Dokter mungkin akan menggunakan alat seperti irrigator atau laser cryptolysis untuk mengurangi kedalaman kripta pada kasus tertentu. Jika infeksi dan batu amandel terjadi terus-menerus, operasi amandel bisa menjadi pilihan terakhir.

Kapan perlu ke dokter?

ilustrasi pasien sedang konsultasi dengan dokter (pexels.com/cottonbro studio)

Periksa ke dokter THT jika:

  • Bau mulut tidak membaik.

  • Batu amandel sering muncul.

  • Tenggorokan sering sakit.

  • Sulit menelan.

  • Amandel sering bengkak.

  • Ada darah, nyeri berat, atau benjolan yang tidak biasa.

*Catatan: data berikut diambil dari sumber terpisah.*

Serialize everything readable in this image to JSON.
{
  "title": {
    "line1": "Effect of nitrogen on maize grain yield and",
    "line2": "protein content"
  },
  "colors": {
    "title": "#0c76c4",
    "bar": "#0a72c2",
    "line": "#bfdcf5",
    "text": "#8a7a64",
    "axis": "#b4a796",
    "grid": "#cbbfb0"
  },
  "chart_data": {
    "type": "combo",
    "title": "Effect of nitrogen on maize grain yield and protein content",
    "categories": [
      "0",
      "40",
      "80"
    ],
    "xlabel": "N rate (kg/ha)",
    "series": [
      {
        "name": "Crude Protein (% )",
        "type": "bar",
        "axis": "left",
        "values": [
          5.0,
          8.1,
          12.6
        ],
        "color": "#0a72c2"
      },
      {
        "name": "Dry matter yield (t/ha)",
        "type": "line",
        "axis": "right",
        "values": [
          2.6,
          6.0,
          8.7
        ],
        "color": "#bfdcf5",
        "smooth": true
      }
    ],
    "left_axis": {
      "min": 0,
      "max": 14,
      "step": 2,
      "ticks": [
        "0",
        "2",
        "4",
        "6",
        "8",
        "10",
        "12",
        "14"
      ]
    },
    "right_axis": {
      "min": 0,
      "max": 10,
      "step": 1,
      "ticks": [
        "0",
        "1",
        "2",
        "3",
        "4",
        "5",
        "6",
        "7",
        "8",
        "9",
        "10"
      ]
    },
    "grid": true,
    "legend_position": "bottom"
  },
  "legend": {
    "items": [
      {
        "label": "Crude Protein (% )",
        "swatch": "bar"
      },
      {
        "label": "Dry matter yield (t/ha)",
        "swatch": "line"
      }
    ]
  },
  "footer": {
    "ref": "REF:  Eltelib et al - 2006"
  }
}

Jadi, amandel berlubang bukan kondisi aneh atau berbahaya. Sebagian besar orang memang punya lekukan alami di permukaan amandel. Namun, jika lubang menjadi tempat berkumpulnya kotoran dan bakteri, gejalanya bisa mengganggu, terutama bau mulut dan rasa mengganjal. Menjaga kebersihan mulut dan tenggorokan penting untuk mengurangi masalah akibat kondisi ini.

Referensi

“Anatomy and Physiology of the Tonsils.” dalam Scott-Brown's Otorhinolaryngology and Head and Neck Surgery, 8th ed. (London: CRC Press, 2018).

“Tonsil Stones: Symptoms, Causes, Removal & Treatment." Cleveland Clinic. Diakses April 2026.

“Tonsillitis: Symptoms and Causes." Mayo Clinic. Diakses April 2026.